Napoli-Feyenoord...incidenti nonostante il divieto di trasferta per i tifosi olandesi...
Massima allerta questa sera a Napoli per la partita di Champions League tra gli azzurri ed il Feyenoord: alcune centinaia di supporter olandesi già ieri hanno raggiunto la città partenopea nonostante la trasferta sia stata vietata ufficialmente dalla Uefa a causa dei fatti accaduti a Roma lo scorso 20 febbraio 2015, quando decine e decine di ultras del Feyenoord devastarono diverse aree del centro storico della capitale. Nella serata di ieri il primo episodio di allarme, con tre ultras olandesi che sono stati arrestati perché intenti a lanciare pietre in pieno centro, ferendo anche due agenti delle forze dell'ordine intenti a bloccarli.
"Quello che ha coinvolto i tre tifosi olandesi è un episodio isolato - ha detto a Kiss Kiss Napoli il Questore di Napoli Antonio De Iesu -. La situazione per questa sera non dovrebbe essere a rischio e non registriamo segnali di pericoli di possibili ostilità tra le due tifoserie. Napoli è stata accogliente ai tifosi olandesi, ma questo non vuol dire che potranno accedere allo stadio: nel caso dovessero provarci saranno identificati e bloccati", ha ribadito il Questore De Iesu.

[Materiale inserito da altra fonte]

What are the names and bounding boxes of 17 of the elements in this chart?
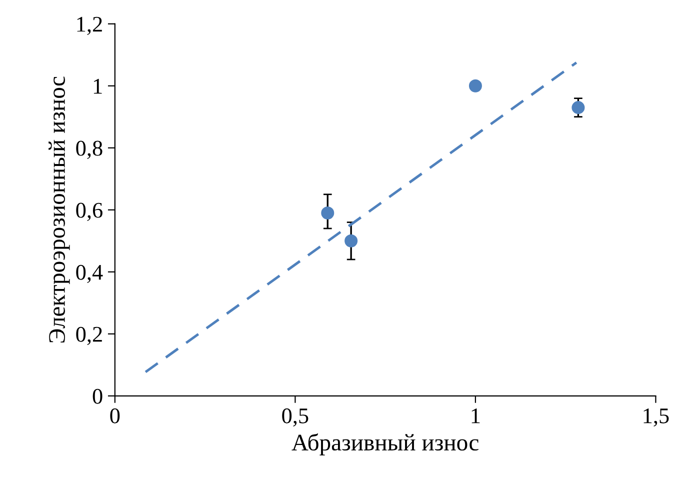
- y-tick-label: 1: [94, 78, 102, 94]
- point: [468, 79, 482, 92]
- point: [344, 234, 358, 248]
- x-tick-label: 1,5: [644, 408, 669, 427]
- x-tick-label: 0,5: [282, 408, 308, 427]
- x-axis-title: Абразивный износ: [292, 433, 478, 456]
- y-tick-label: 0,8: [76, 140, 102, 159]
- y-tick-label: 1,2: [77, 16, 102, 35]
- point: [572, 101, 585, 114]
- y-axis-title: Электроэрозионный износ: [48, 76, 70, 343]
- y-tick-label: 0: [92, 388, 102, 404]
- x-tick-label: 1: [472, 408, 480, 424]
- y-tick-label: 0,6: [76, 202, 102, 222]
- point: [321, 206, 334, 220]
- x-tick-label: 0: [110, 408, 120, 424]
- y-tick-label: 0,2: [76, 326, 102, 346]
- y-tick-label: 0,4: [76, 264, 103, 284]
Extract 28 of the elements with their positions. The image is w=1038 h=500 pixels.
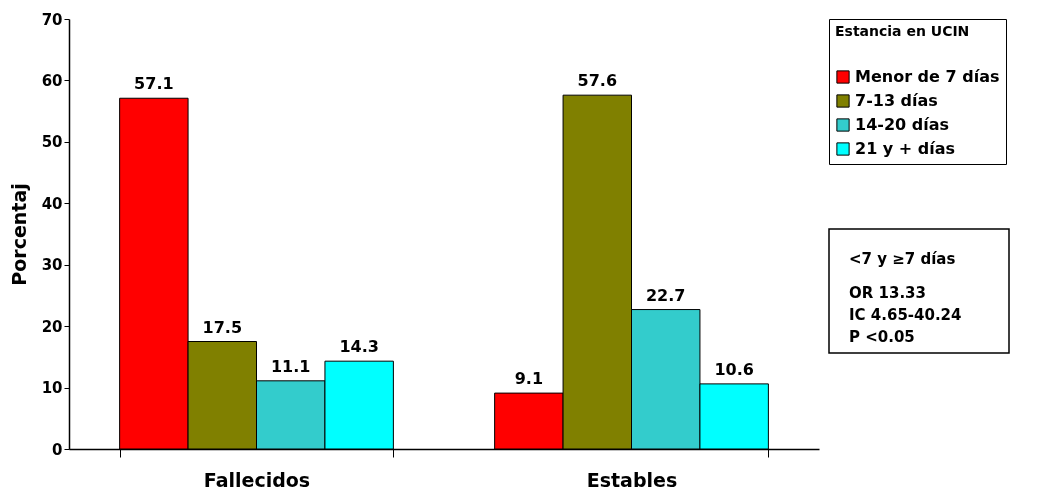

Una scelta, quella di vietare la trasferta, che non è stata accolta positivamente dalla società Feyenoord, che in un duro comunicato ha preso posizione contro la Uefa, pur ribadendo l'invito ai propri supporter di non presentarsi allo stadio: "Ai cittadini olandesi sarà negato l'accesso. Allo stadio, ogni visitatore deve mostrare un documento. Saranno prese carte d'identità olandesi e i sostenitori saranno in pericolo di essere arrestati, pagando anche un'ammenda. Questo perché l'acquisto di un biglietto per questo match è visto come una violazione della legge per i tifosi olandesi. Feyenoord desidera ribadire che il club deplora il fatto che il dodicesimo uomo non possa essere presente allo stadio", questo il testo del comunicato.